1) For publishers, our very own Dan Greenberg discussed how they can best organize and build out native ad strategies. While many of the “new web” content publishers have already begun to embrace native, many of the old guards are still wrestling with how to seamlessly incorporate it within their web properties. With those publishers in mind (as well as newer entrepreneurs), we created a four-part strategy for successful native integration:
1. Creating an “open” native experience at the outset, then build out “closed”
2. Use a native friendly user interface (grids, galleries, streams)

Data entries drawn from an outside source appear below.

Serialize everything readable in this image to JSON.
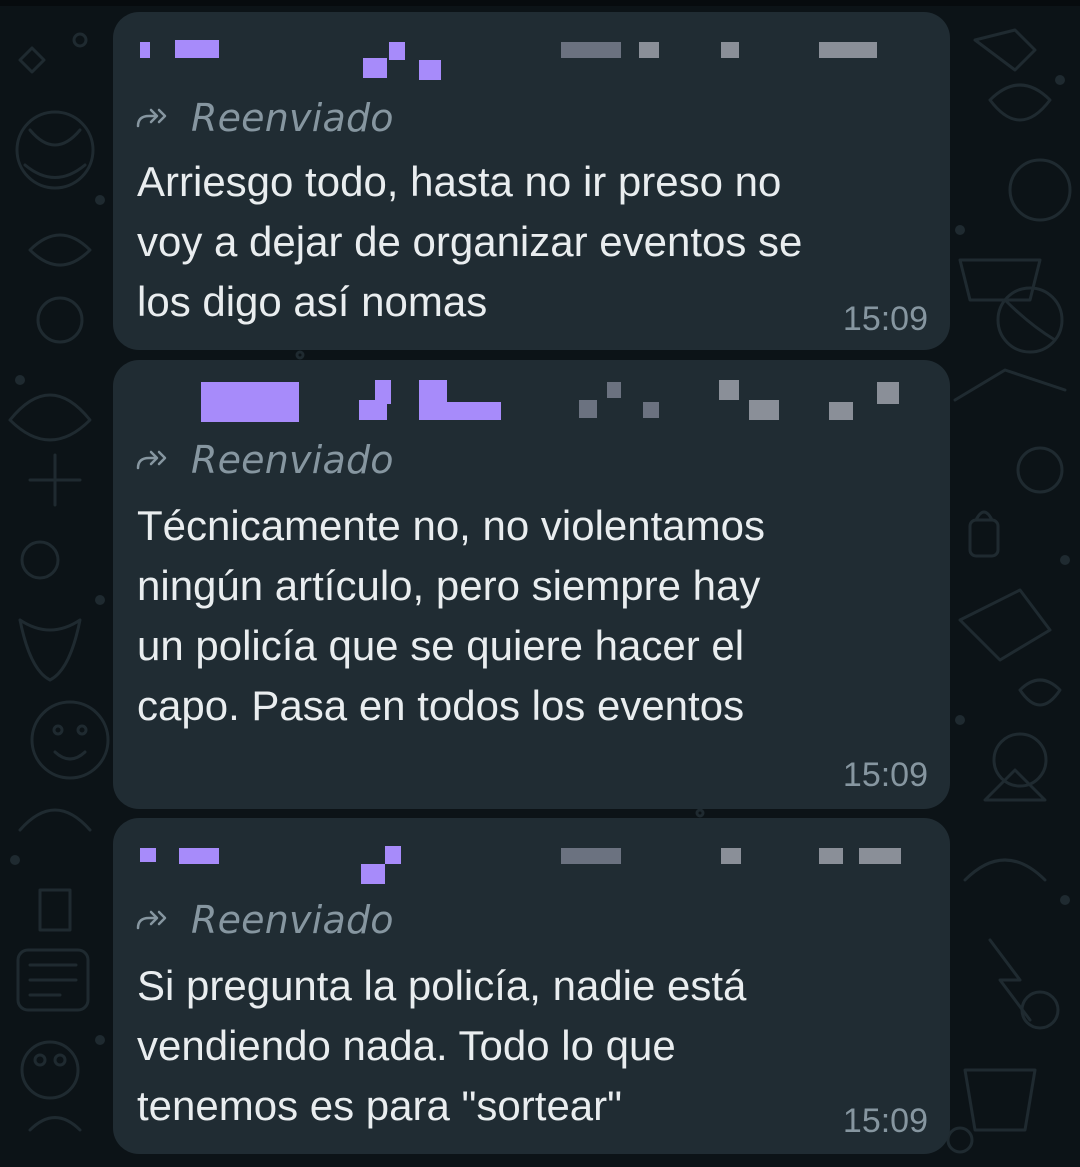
{
  "chat": {
    "messages": [
      {
        "forwarded_label": "Reenviado",
        "text": "Arriesgo todo, hasta no ir preso no\nvoy a dejar de organizar eventos se\nlos digo así nomas",
        "time": "15:09"
      },
      {
        "forwarded_label": "Reenviado",
        "text": "Técnicamente no, no violentamos\nningún artículo, pero siempre hay\nun policía que se quiere hacer el\ncapo. Pasa en todos los eventos",
        "time": "15:09"
      },
      {
        "forwarded_label": "Reenviado",
        "text": "Si pregunta la policía, nadie está\nvendiendo nada. Todo lo que\ntenemos es para \"sortear\"",
        "time": "15:09"
      }
    ]
  },
  "colors": {
    "background": "#0c1317",
    "bubble": "#202c33",
    "message_text": "#e9edef",
    "meta_text": "#8696a0",
    "sender_redaction": "#a78bfa"
  },
  "icons": {
    "forwarded": "forward-arrow-icon"
  }
}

3. Build with brand content innovators in mind
4. Provide sophisticated analytics to track engagement
TechCrunch- 4 Pro Tips For Publishers Building a Native Ad Strategy
2) For advertisers, Ad Contrarian focused on the flaws with display advertising strategy and the overstated importance of media science. The article argues that display ads, despite becoming more contextually relevant, are inherently flawed. That flaw comes from their actual location, or physical property. In other words, all the the fancy media science around consumer behavior is of little importance if the advertisements are ignored from the start.

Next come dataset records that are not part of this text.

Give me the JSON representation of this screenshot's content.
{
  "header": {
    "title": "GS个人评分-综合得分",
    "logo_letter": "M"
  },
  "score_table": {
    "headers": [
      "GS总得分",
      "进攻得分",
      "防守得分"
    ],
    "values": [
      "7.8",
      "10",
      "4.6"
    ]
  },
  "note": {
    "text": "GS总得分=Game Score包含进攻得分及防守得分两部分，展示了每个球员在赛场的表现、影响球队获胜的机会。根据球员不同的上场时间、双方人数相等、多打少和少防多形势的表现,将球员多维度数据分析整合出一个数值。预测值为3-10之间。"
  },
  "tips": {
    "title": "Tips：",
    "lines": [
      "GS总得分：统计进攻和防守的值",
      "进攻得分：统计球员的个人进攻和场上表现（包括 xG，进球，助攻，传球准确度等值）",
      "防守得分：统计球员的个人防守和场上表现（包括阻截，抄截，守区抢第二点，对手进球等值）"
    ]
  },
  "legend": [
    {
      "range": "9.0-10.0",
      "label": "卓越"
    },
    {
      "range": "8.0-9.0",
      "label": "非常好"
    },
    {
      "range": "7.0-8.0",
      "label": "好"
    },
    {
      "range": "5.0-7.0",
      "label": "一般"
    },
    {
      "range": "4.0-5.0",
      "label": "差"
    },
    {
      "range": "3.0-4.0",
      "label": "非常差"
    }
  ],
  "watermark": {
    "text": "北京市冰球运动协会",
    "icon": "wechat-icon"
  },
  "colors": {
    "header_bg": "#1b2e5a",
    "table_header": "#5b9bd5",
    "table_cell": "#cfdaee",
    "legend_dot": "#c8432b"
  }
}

While knowing what people want to focus on is helpful, it cannot make up for the interruption or misplacement that are inherent characteristics of display.
To the Ad Contrarian, there are really only two types of advertisements: visible (delivered within the content) and invisible (display).
Ad Contrarian – Invisible Advertising
3) For developers, Forbes tackled an issue that has lived in Silicon Valley for a while now: Programmers despise online advertisements. So, what is their beef? Well, they believe that many of the Silicon Valley “geniuses” are no longer focusing on how to improve their products. Instead, they are now focusing only on how to monetize their sites through display advertising, and it is affecting the quality of the applications and products that are being created. To programmers, their solution to this monetization issue is for large platforms like Facebook to simply sell access to their “social graphs” instead of advertising. In their minds, this would allow developers the creative freedom to build cool stuff. What the sale of that “social graph” actually looks like (and how that makes money), is not completely clear, but what is clear is that developers seem to be missing the importance of advertising as an important (and proven) monetization tool. Advertisements do work … well the ones that aren’t interruptive. So instead of bashing them, these developers should be working to create a better, more native, digital advertising experience for all users.
Forbes - Why Do Programmers Hate Advertising So Much?
What these three articles highlight is that native advertising has now infiltrated all three major groups of web professionals – from product promoters to content creators. While we have not reached the pinnacle of display ad frustration, we are seeing an increase in native advertising discussions across the board. And that makes for exciting times, my friends.
Your Sharethrough Team
PS – In late breaking native ad hiring news, Tumblr recently announced its hiring of Groupon sales exec Lee Brown. Congrats Lee!